Remo approached carefully, touching the saddle. It was still cinched tight, so he remounted.

They got under way again.

Several hundred yards further along, the familiar sinking sensation returned.

This time Remo threw himself clear. He hit the steppe and jumped back angrily.

"What is your problem?" he yelled at the squirming horse.

The laughter of the others burned his ears. Remo reached out and grabbed the bit.
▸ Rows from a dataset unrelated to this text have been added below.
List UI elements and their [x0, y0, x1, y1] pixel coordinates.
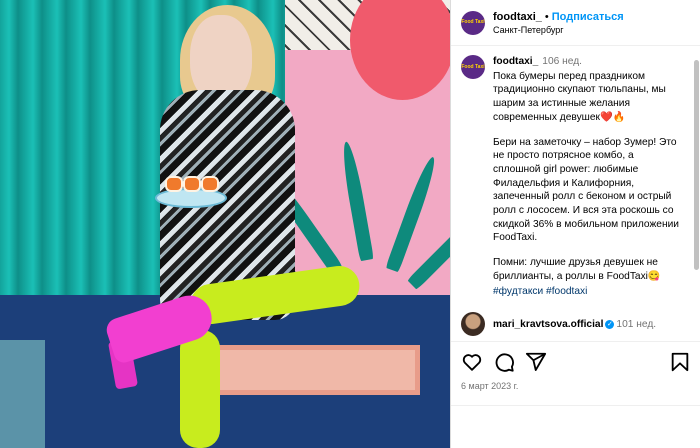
caption-body: foodtaxi_ 106 нед. Пока бумеры перед праз… [493, 55, 681, 298]
add-comment-area[interactable] [451, 405, 700, 448]
post-photo[interactable] [0, 0, 450, 448]
caption-avatar[interactable]: Food Taxi [461, 55, 485, 79]
comments-area[interactable]: Food Taxi foodtaxi_ 106 нед. Пока бумеры … [451, 47, 700, 341]
caption-paragraph-2: Бери на заметочку – набор Зумер! Это не … [493, 136, 679, 244]
header-info: foodtaxi_ • Подписаться Санкт-Петербург [493, 11, 624, 35]
post-date[interactable]: 6 март 2023 г. [461, 381, 518, 391]
comment-text: mari_kravtsova.official ✓ 101 нед. [493, 319, 656, 330]
follow-button[interactable]: Подписаться [552, 11, 624, 23]
commenter-avatar[interactable] [461, 312, 485, 337]
comment-icon[interactable] [493, 351, 515, 373]
comment-username[interactable]: mari_kravtsova.official [493, 319, 603, 330]
caption-hashtags[interactable]: #фудтакси #foodtaxi [493, 285, 681, 299]
location-link[interactable]: Санкт-Петербург [493, 25, 624, 35]
header-separator: • [544, 10, 549, 23]
brand-avatar[interactable]: Food Taxi [461, 10, 485, 35]
pink-drawer [195, 345, 420, 395]
caption-paragraph-1: Пока бумеры перед праздником традиционно… [493, 70, 666, 123]
post-side-panel: Food Taxi foodtaxi_ • Подписаться Санкт-Пе… [450, 0, 700, 448]
post-header: Food Taxi foodtaxi_ • Подписаться Санкт-Пе… [451, 0, 700, 46]
avatar-text: Food Taxi [461, 63, 485, 70]
caption-username[interactable]: foodtaxi_ [493, 56, 538, 67]
green-tights-leg [180, 330, 220, 448]
sushi-roll [201, 176, 219, 192]
header-row: foodtaxi_ • Подписаться [493, 11, 624, 23]
comment-item: mari_kravtsova.official ✓ 101 нед. [461, 312, 691, 337]
bookmark-icon[interactable] [669, 351, 691, 373]
verified-icon: ✓ [605, 319, 615, 329]
caption-paragraph-3: Помни: лучшие друзья девушек не бриллиан… [493, 257, 661, 282]
comment-time: 101 нед. [616, 318, 657, 330]
caption-time: 106 нед. [542, 56, 582, 67]
avatar-text: Food Taxi [461, 19, 485, 25]
cabinet-side [0, 340, 45, 448]
heart-icon[interactable] [461, 351, 483, 373]
instagram-post: Food Taxi foodtaxi_ • Подписаться Санкт-Пе… [0, 0, 700, 448]
scrollbar[interactable] [694, 60, 699, 270]
action-bar [451, 341, 700, 381]
sushi-roll [165, 176, 183, 192]
post-caption: Food Taxi foodtaxi_ 106 нед. Пока бумеры … [461, 55, 691, 298]
header-username[interactable]: foodtaxi_ [493, 11, 542, 23]
sushi-roll [183, 176, 201, 192]
share-icon[interactable] [525, 351, 547, 373]
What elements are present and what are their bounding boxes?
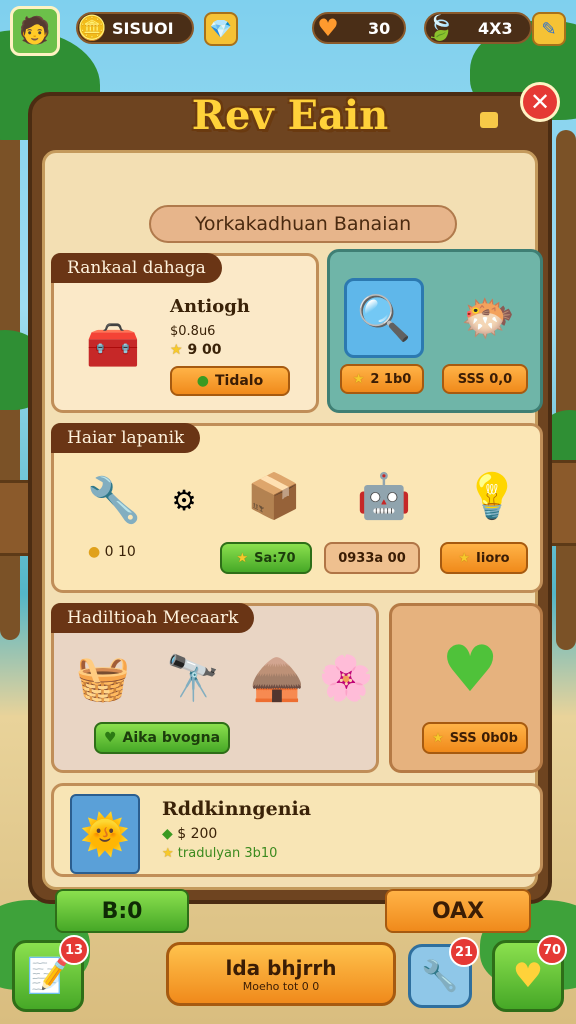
gadget-bundle-icon: 🔧 <box>86 475 142 526</box>
coin-value: SISUOI <box>112 18 174 38</box>
flower-pot-icon: 🌸 <box>318 653 374 704</box>
book-offer-subline: ★ tradulyan 3b10 <box>162 846 278 861</box>
treasure-chest-icon: 🧺 <box>75 653 131 704</box>
wooden-crate-icon: 📦 <box>246 471 302 522</box>
panel-subtitle: Yorkakadhuan Banaian <box>149 205 457 243</box>
section-book-offer: 🌞 Rddkinngenia ◆ $ 200 ★ tradulyan 3b10 <box>51 783 543 877</box>
star-icon: ★ <box>162 846 174 861</box>
desk-merchant-icon: 🧰 <box>85 320 141 371</box>
green-heart-icon: ♥ <box>441 633 499 707</box>
notes-button[interactable]: 📝 13 <box>12 935 89 1012</box>
green-leaf-icon: 🍃 <box>425 14 455 42</box>
coin-icon: ● <box>88 544 101 560</box>
leaf-value: 4X3 <box>478 18 513 38</box>
star-icon: ★ <box>352 371 365 387</box>
star-icon: ★ <box>432 730 444 746</box>
top-resource-bar: 🧑 🪙 SISUOI 💎 ♥ 30 🍃 4X3 ✎ <box>0 0 576 60</box>
orange-heart-icon: ♥ <box>317 14 339 42</box>
section-featured-tab: Rankaal dahaga <box>51 253 222 283</box>
golden-creature-icon: 🐡 <box>460 293 516 344</box>
heart-shop-badge: 70 <box>537 935 567 965</box>
featured-item-price: $0.8u6 <box>170 324 216 339</box>
gem-button[interactable]: 💎 <box>204 12 238 46</box>
leaf-icon: ● <box>196 373 209 389</box>
main-play-button[interactable]: lda bhjrrh Moeho tot 0 0 <box>166 942 396 1006</box>
blue-robot-icon: 🤖 <box>356 471 412 522</box>
section-market-tab: Hadiltioah Mecaark <box>51 603 255 633</box>
golden-lamp-icon: 💡 <box>464 471 520 522</box>
close-icon: ✕ <box>529 88 551 116</box>
pencil-icon: ✎ <box>541 18 557 40</box>
section-market-offer: ♥ ★ SSS 0b0b <box>389 603 543 773</box>
offer-b-buy-button[interactable]: SSS 0,0 <box>442 364 528 394</box>
tiki-hut-icon: 🛖 <box>249 653 305 704</box>
pause-indicator <box>480 112 498 128</box>
player-avatar[interactable]: 🧑 <box>10 6 60 56</box>
heart-shop-icon: ♥ <box>512 956 544 996</box>
coin-counter: 🪙 SISUOI <box>76 12 194 44</box>
featured-item-name: Antiogh <box>170 296 250 317</box>
green-heart-small-icon: ♥ <box>103 730 117 746</box>
panel-title: Rev Eain <box>191 92 389 139</box>
shop-panel: Rev Eain ✕ Yorkakadhuan Banaian Rankaal … <box>28 82 560 933</box>
crate-buy-button[interactable]: ★ Sa:70 <box>220 542 312 574</box>
blue-gem-icon: 💎 <box>209 18 233 40</box>
featured-buy-button[interactable]: ● Tidalo <box>170 366 290 396</box>
notes-badge: 13 <box>59 935 89 965</box>
leaf-counter: 🍃 4X3 <box>424 12 532 44</box>
offer-a-buy-button[interactable]: ★ 2 1b0 <box>340 364 424 394</box>
star-icon: ★ <box>236 550 249 566</box>
left-action-button[interactable]: B:0 <box>55 889 189 933</box>
magnifier-badge-icon: 🔍 <box>344 278 424 358</box>
section-hardware-tab: Haiar lapanik <box>51 423 201 453</box>
market-buy-button[interactable]: ♥ Aika bvogna <box>94 722 230 754</box>
telescope-icon: 🔭 <box>165 653 221 704</box>
heart-value: 30 <box>368 18 391 38</box>
panel-body: Yorkakadhuan Banaian Rankaal dahaga 🧰 An… <box>42 150 543 933</box>
section-market: Hadiltioah Mecaark 🧺 🔭 🛖 🌸 ♥ Aika bvogna <box>51 603 379 773</box>
heart-shop-button[interactable]: ♥ 70 <box>492 935 567 1012</box>
tools-button[interactable]: 🔧 21 <box>408 937 479 1008</box>
featured-item-stars: ★ 9 00 <box>170 342 222 358</box>
pencil-note-icon: 📝 <box>26 956 70 996</box>
main-play-sublabel: Moeho tot 0 0 <box>242 979 320 993</box>
star-icon: ★ <box>458 550 471 566</box>
heart-counter: ♥ 30 <box>312 12 406 44</box>
leaf-icon: ◆ <box>162 826 173 842</box>
wrench-icon: 🔧 <box>421 958 459 994</box>
section-hardware: Haiar lapanik 🔧 ⚙ ● 0 10 📦 🤖 💡 ★ Sa:70 0… <box>51 423 543 593</box>
sun-book-icon: 🌞 <box>70 794 140 874</box>
close-button[interactable]: ✕ <box>520 82 560 122</box>
tools-badge: 21 <box>449 937 479 967</box>
book-offer-title: Rddkinngenia <box>162 798 312 820</box>
star-icon: ★ <box>170 342 183 358</box>
heart-offer-buy-button[interactable]: ★ SSS 0b0b <box>422 722 528 754</box>
edit-button[interactable]: ✎ <box>532 12 566 46</box>
gold-coin-icon: 🪙 <box>77 14 107 42</box>
lamp-buy-button[interactable]: ★ Iioro <box>440 542 528 574</box>
right-action-button[interactable]: OAX <box>385 889 531 933</box>
section-featured-offers: 🔍 🐡 ★ 2 1b0 SSS 0,0 <box>327 249 543 413</box>
main-play-label: lda bhjrrh <box>225 955 337 980</box>
section-featured: Rankaal dahaga 🧰 Antiogh $0.8u6 ★ 9 00 ●… <box>51 253 319 413</box>
gear-icon: ⚙ <box>171 483 197 517</box>
player-avatar-icon: 🧑 <box>18 16 52 46</box>
book-offer-price: ◆ $ 200 <box>162 826 218 842</box>
robot-buy-button[interactable]: 0933a 00 <box>324 542 420 574</box>
hardware-coins: ● 0 10 <box>88 544 136 560</box>
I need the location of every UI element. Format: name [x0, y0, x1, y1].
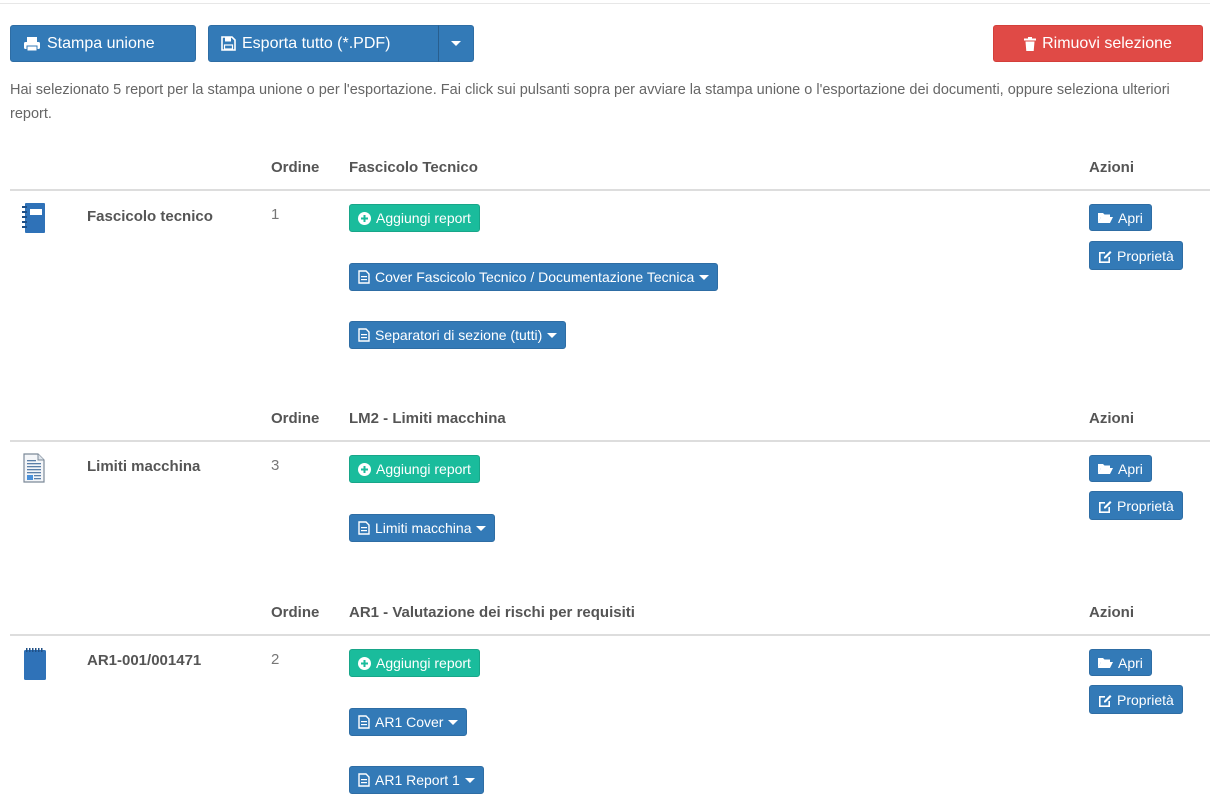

"This is getting old fast!" Remo said tightly. And with a quick heave, he pulled the horse to his feet.

To his surprise, the pony responded. Remo mounted again. He nudged the horse's flanks with his heels. It stepped smartly.

"You are learning," Kula said soberly.

"I'm a quick study," Remo said smugly.

"But so is the pony," Kula added.

A little further along, they came to a tussock of yellow grass. Remo's horse paused and, lowering its head, sank its teeth into a tuft.

Angrily Remo pulled up on the reins. The horse snorted, but straightened its muscular neck. He tried again. Remo pulled him back. After several minutes of pulling and nudging its flanks, the horse gave up on the tempting grass.

Remo urged him along, and soon caught up with the others, who had not waited this time.

As he drew alongside the other horses, Kula nodded in silent approval.

"Mongol horse or not," Remo said, "I'm calling him Smitty."

They rode on for hours. The darkness was relieved only by the moon. Clouds obscured it. And still they rode. Remo had gotten tired of his earflaps slapping his neck with each bouncing step of his horse and discovered they could be snapped at the top. This left his ears exposed to the cold dry air, but it also enabled him to hear sounds the others could not.

Distantly a wolf bayed. The wind made constant background sound. With nothing to inhibit its sweep down from the cold north, it blew cold and constant, like a wall pushing a million slim glittering blades before it.

The world was a barren desolation in every direction.

It seemed to Remo that if the Master of Sinanju was anywhere on the steppe, finding him would be more luck that anything else.

He felt very sad, and lonely. Lonelier than he'd felt in a long time. He angled his steed closer to Fang Yu, but other than a sidelong glance cast in his direction, he got nothing from her, not warmth, not comfort, and barely recognition.

"I smell blood," Remo said after a long silence broken only by their mounts' restless snorting.